Never will I allow to be lost the work of any of you, male or female (Al Imran, 3:195).

Whoever does righteous deeds, male or female, and is a believer, him We shall enliven to a good life, and We shall pay them certainly a reward proportioned to the best of what they used to do (al-Nahl, 16:97).

Whoever does righteous deeds, from among the male or the female, and he is a believer, those will enter Paradise [...] (al-Nisa, 4:124).

The believing men and believing women are protecting friends (awliyā') of one another, they bid to good (al-maruf), and forbid from evil (al-munkar); they establish the prayer and give the alms (zakah) and obey God and His Messenger (al-Tawbah, 9:71).

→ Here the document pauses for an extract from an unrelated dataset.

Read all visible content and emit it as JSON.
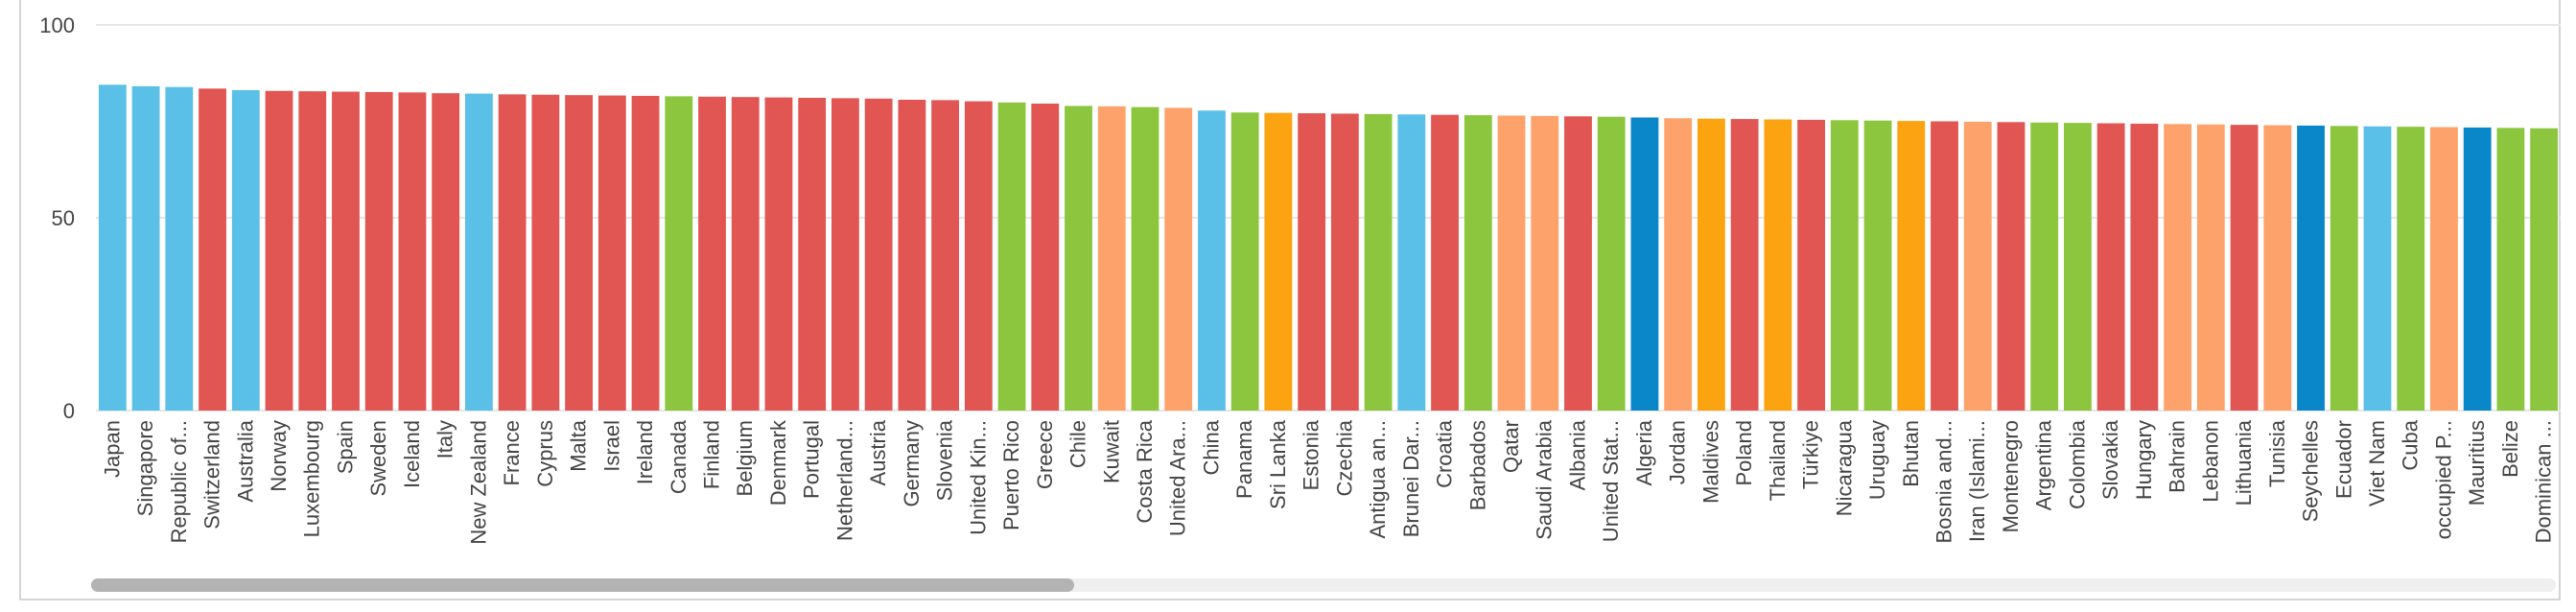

The Quran and Sunnah are replete with examples that give women the right to attain high rank in all spheres of knowledge.


Excerpted and adapted from Al-Muhaddithat: The Women Scholars in Islam by Mohammad Akram Nadwi. This book is an adaptation in English of the prefatory volume of a 40-volume biographical dictionary (in Arabic) of women scholars of the Prophet's hadith. Learned women enjoyed high public standing and authority in the formative years of Islam. For centuries thereafter, women travelled intensively for religious knowledge and routinely attended the most prestigious mosques and madrasas across the Islamic world.